Epstein Judge tells ex-Barclays boss Jes Staley to stop whining

Judge tells ex-Barclays boss Jes Staley to stop whining over legal action into his relationship with paedophile Jeffrey Epstein

Ex-Barclays boss Jes Staley has been accused of whining by a judge overseeing legal action connected to his relationship with the paedophile Jeffrey Epstein.

Judge Jed Rakoff rejected a request by Staley to separate a lawsuit against him by his one-time employer JP Morgan from two other cases involving the Wall Street bank.

Staley also asked for the trial date to be pushed back to March 2024.

Denied: Judge Jed Rakoff rejected a request by Staley (pictured)  to separate a lawsuit against him by his one-time employer JP Morgan from two other cases involving the Wall Street bank

‘None of Staley’s whines remotely warrants either a severance or a change in the joint trial date,’ the judge said in a New York court ruling.

The ruling dismissed ‘the supposed need of his 400-attorney law firm for more time to prepare’.

It is the latest episode in a legal battle, centred on Epstein’s behaviour, involving JP Morgan. Staley was a senior executive at the investment bank – before he joined Barclays – and financier Epstein was his client. 

JP Morgan faces two civil suits alleging it enabled Epstein’s activities – one from the US Virgin Islands, where Epstein had a home, and the other brought by an alleged victim.

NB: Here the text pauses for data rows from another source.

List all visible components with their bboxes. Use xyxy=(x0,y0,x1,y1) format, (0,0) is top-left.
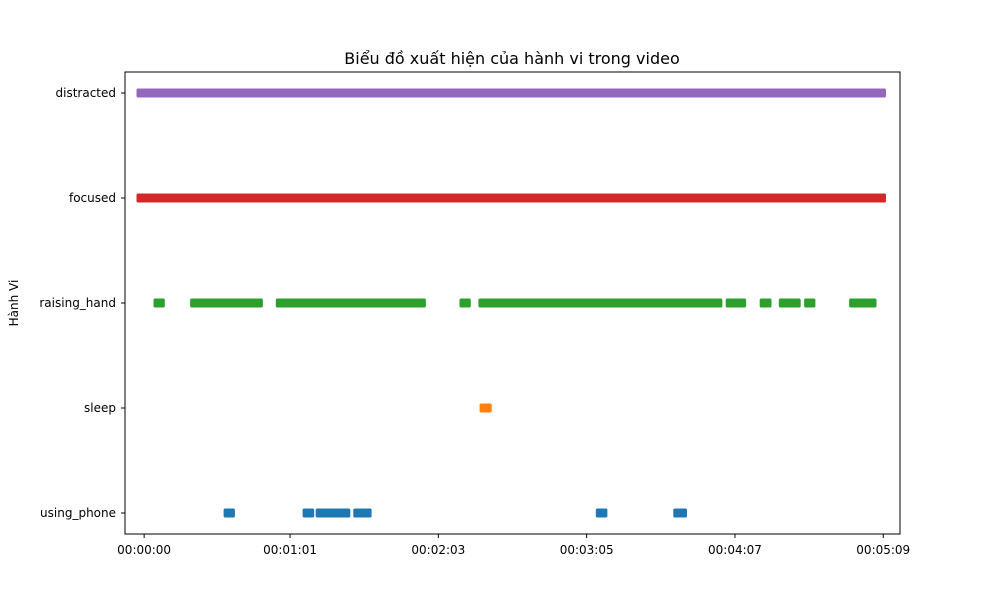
y-tick-label-raising_hand: raising_hand xyxy=(39,296,116,310)
x-tick-label-5: 00:05:09 xyxy=(856,543,910,557)
mark-raising_hand-12 xyxy=(587,298,645,308)
y-tick-label-distracted: distracted xyxy=(56,86,117,100)
mark-using_phone-5 xyxy=(673,508,687,518)
mark-using_phone-2 xyxy=(315,508,351,518)
chart-title: Biểu đồ xuất hiện của hành vi trong vide… xyxy=(344,49,679,68)
mark-distracted-0 xyxy=(136,88,886,98)
mark-raising_hand-11 xyxy=(478,298,595,308)
axes: 00:00:00 00:01:01 00:02:03 00:03:05 00:04:07… xyxy=(39,71,910,557)
y-tick-label-focused: focused xyxy=(69,191,116,205)
mark-sleep-0 xyxy=(479,403,492,413)
mark-raising_hand-16 xyxy=(759,298,772,308)
mark-using_phone-3 xyxy=(353,508,372,518)
mark-raising_hand-9 xyxy=(393,298,426,308)
y-tick-label-using_phone: using_phone xyxy=(40,506,116,520)
mark-using_phone-0 xyxy=(223,508,235,518)
x-tick-label-4: 00:04:07 xyxy=(708,543,762,557)
mark-raising_hand-4 xyxy=(237,298,263,308)
x-tick-label-3: 00:03:05 xyxy=(560,543,614,557)
mark-raising_hand-2 xyxy=(193,298,232,308)
mark-raising_hand-19 xyxy=(849,298,877,308)
mark-raising_hand-13 xyxy=(637,298,707,308)
mark-raising_hand-0 xyxy=(153,298,165,308)
mark-raising_hand-14 xyxy=(702,298,723,308)
data-marks xyxy=(136,88,886,518)
mark-using_phone-4 xyxy=(595,508,608,518)
mark-raising_hand-5 xyxy=(275,298,300,308)
mark-raising_hand-15 xyxy=(725,298,747,308)
x-tick-label-0: 00:00:00 xyxy=(117,543,171,557)
x-tick-label-2: 00:02:03 xyxy=(411,543,465,557)
mark-raising_hand-10 xyxy=(459,298,471,308)
mark-raising_hand-7 xyxy=(309,298,391,308)
y-axis-label: Hành Vi xyxy=(7,280,21,327)
mark-using_phone-1 xyxy=(302,508,315,518)
mark-raising_hand-17 xyxy=(778,298,801,308)
mark-focused-0 xyxy=(136,193,886,203)
y-tick-label-sleep: sleep xyxy=(84,401,116,415)
mark-raising_hand-18 xyxy=(804,298,816,308)
x-tick-label-1: 00:01:01 xyxy=(263,543,317,557)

Lawyers for the US Virgin Islands claimed that the disgraced financier’s behaviour was ‘so widely known at JP Morgan that senior executives joked about his interest in young girls’.

The bank is seeking to claw back tens of millions of dollars it paid Staley from 2006 to 2013 to cover costs it may incur as a result. 

Court documents show it has identified Staley – who quit as Barclays boss in November 2021 after a probe by City regulators into his relationship with Epstein – as the ‘powerful financial executive’ said by the alleged anonymous victim ‘Jane Doe’ to have sexually assaulted her.

She claimed Staley (pictured) had Epstein’s permission to do what he wanted to her – but she had been too afraid to name him.

Staley’s legal team, in seeking to sever the cases, has described allegations about his connection to Epstein as ‘slanderous’ and ‘baseless’ and claimed the legal timeline gave him ‘grossly insufficient time’ to mount a defence.

But the judge said: ‘Stripped of its heated rhetoric, Staley’s motion identifies no issue that was not previously considered by the court.’

His lawyer declined to comment when asked by the Mail about the ‘whines’.